In policy terms, this raises a blunt but unavoidable question:
Should the system risk over-tinkering with one of its most successful scientific institutions while far more resource-intensive “white elephant” structures remain comparatively under-examined?
Institutional assertiveness must be even-handed to be credible.
None of this negates the need for accountability. On the contrary, three consecutive anomalies involving strategic missions demand the highest degree of technical transparency. The unanswered questions remain central and unresolved: Why did redundancy fail redundantly in NVS-02? Why did the PSLV third stage, historically the most reliable component, fail twice in similar fashion? Why has the Failure Analysis Committee’s report not been publicly released? And why were subsequent launch clearances granted without transparent technical closure of prior anomalies?

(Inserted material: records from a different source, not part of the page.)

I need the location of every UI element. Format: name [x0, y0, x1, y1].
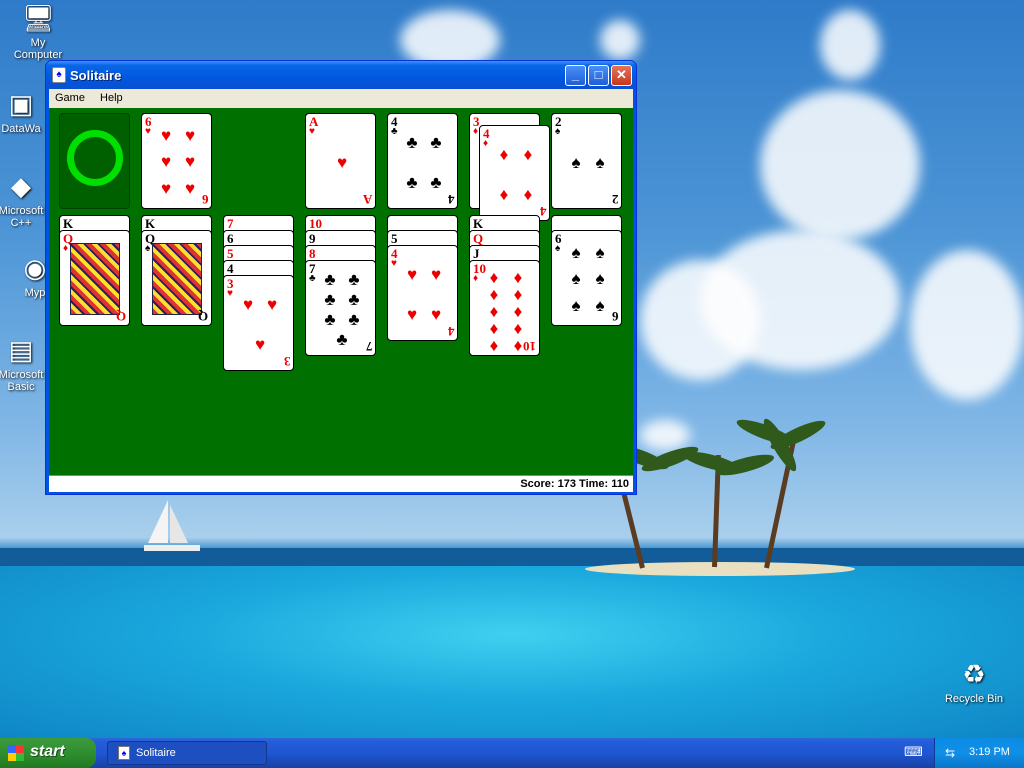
card-pips: ♣ ♣ ♣ ♣	[406, 132, 442, 192]
card-rank-bottom: Q	[115, 309, 126, 324]
score-time: Score: 173 Time: 110	[520, 478, 629, 490]
card-rank-bottom: 6	[611, 309, 619, 324]
card-pips: ♦ ♦ ♦ ♦	[499, 144, 533, 204]
card-rank-bottom: 7	[365, 339, 373, 354]
solitaire-icon: ♠	[118, 746, 130, 760]
card-pips: ♠ ♠	[571, 152, 605, 172]
title-bar[interactable]: ♠ Solitaire _ □ ✕	[46, 61, 636, 89]
card-suit-icon: ♥	[145, 126, 151, 137]
card-suit-icon: ♥	[391, 258, 397, 269]
status-bar: Score: 173 Time: 110	[49, 475, 633, 492]
taskbar-item-solitaire[interactable]: ♠ Solitaire	[107, 741, 267, 765]
menu-help[interactable]: Help	[94, 89, 129, 107]
card-rank-bottom: 4	[539, 204, 547, 219]
desktop-icon-my-computer[interactable]: 🖥 My Computer	[6, 2, 70, 61]
card-pips: ♠ ♠ ♠ ♠ ♠ ♠	[571, 242, 605, 316]
card-suit-icon: ♦	[473, 126, 479, 137]
desktop-icon-recycle-bin[interactable]: ♻ Recycle Bin	[942, 658, 1006, 705]
card-suit-icon: ♣	[309, 273, 316, 284]
start-button[interactable]: start	[0, 738, 96, 768]
taskbar: start ♠ Solitaire ⌨ ⇆ 3:19 PM	[0, 738, 1024, 768]
card-suit-icon: ♣	[391, 126, 398, 137]
maximize-button[interactable]: □	[588, 65, 609, 86]
card-pips: ♥ ♥ ♥ ♥	[406, 264, 442, 324]
keyboard-icon[interactable]: ⌨	[904, 745, 923, 759]
recycle-stock-icon	[67, 130, 123, 186]
shortcut-icon: ▣	[8, 89, 34, 119]
card-rank-bottom: A	[362, 192, 372, 207]
court-card-art	[152, 243, 202, 315]
system-tray: ⇆ 3:19 PM	[934, 738, 1024, 768]
minimize-button[interactable]: _	[565, 65, 586, 86]
card-suit-icon: ♠	[145, 243, 151, 254]
card-suit-icon: ♦	[473, 273, 479, 284]
island	[585, 562, 855, 576]
tableau-card[interactable]: 3 ♥ ♥ ♥ ♥ 3	[223, 275, 294, 371]
card-rank-bottom: 4	[447, 192, 455, 207]
tableau-card[interactable]: 4 ♥ ♥ ♥ ♥ ♥ 4	[387, 245, 458, 341]
card-suit-icon: ♥	[227, 288, 233, 299]
shortcut-icon: ◆	[11, 171, 31, 201]
clock[interactable]: 3:19 PM	[969, 746, 1010, 758]
solitaire-icon: ♠	[52, 67, 66, 83]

Governments have both the right and responsibility to demand answers from strategic institutions. But there exists a fine line between oversight and overreach, between reform and disruption, between scientific audit and narrative choreography.
India’s space programme is not merely a technological enterprise; it is a strategic national asset built over decades through institutional memory, engineering rigour, and scientific autonomy. It does not require theatrical correction. It requires precise, technically grounded course correction supported by transparent forensic findings and continuity of specialised expertise.
Rockets do not respond to political narratives.
They respond to systems integrity, materials reliability, and engineering discipline.
Until comprehensive technical reports are placed in the public domain and root causes are established with scientific clarity rather than rhetorical framing, the pattern of anomalies will continue to speak louder than reassurances — and louder than praise narratives that seek to convert engineering failures into governance spectacle.
In matters of strategic space capability, credibility is not built through commentary.
It is built through evidence-backed accountability, institutional stability, and the unwavering primacy of science over spectacle.